SARTORIAL ECONOMICS
Verve|April - May 2020
Sisters Tashi and Tara Mitra demonstrate to Akanksha Pandey how deviating from the mainstream can bend the way we think, live and dress
Akanksha Pandey
SARTORIAL ECONOMICS

Thrift fashion is not a new concept; in the past decade, we witnessed how second-hand clothing evolved from being an under-trend to a solution. A couple of years ago, for instance, Lovebirds used to be a vintage shop — until they turned into a brand for minimalist clothing that is at the helm of this fashion subculture today. Amrita Khanna, its co-founder, had launched the store in Delhi in 2010, giving cognisance to a burst of offbeat artists, each one strikingly different in appearance from the other. This was perhaps my first lesson on individuality. As a novice in the magazine business at that time, I was being trained to spot trends, the brands that were designing those trends, and who was influential. I never questioned that line of thought, just followed it. Looking at a reflection of myself in a vintage, white suit with shoulder-pad details (something I could never have discovered in a high street store) was when fashion, for me, became intertwined with the process of self-expression and finding a purpose.

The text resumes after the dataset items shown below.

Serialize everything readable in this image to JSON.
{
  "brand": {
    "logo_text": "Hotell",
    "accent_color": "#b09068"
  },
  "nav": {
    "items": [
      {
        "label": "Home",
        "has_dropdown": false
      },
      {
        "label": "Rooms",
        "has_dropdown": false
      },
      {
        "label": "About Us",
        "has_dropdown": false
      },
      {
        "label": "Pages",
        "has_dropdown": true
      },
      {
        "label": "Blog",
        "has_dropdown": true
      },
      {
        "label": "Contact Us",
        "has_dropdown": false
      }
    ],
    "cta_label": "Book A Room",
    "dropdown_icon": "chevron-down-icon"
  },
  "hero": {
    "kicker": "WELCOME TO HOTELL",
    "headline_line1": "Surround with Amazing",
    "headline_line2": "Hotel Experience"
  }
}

It takes time for audiences to adapt to alternate ideas, and today, we are rethinking our choices and returning to the old ways of making less, buying less, and to the art of curation. Thrift fashion encompasses recycling used clothing, selling unwanted garments and buying pre-owned pieces at a lesser value. This prevents clothing from ending up in landfills, thus reducing its carbon footprint and maintaining circular fashion ecosystems. “Curation” has become a serious business buzzword, and creative thinking is allowing values to align with execution. With repetitive fashion trends becoming too common, owning a garment that nobody else has can be a rare gift.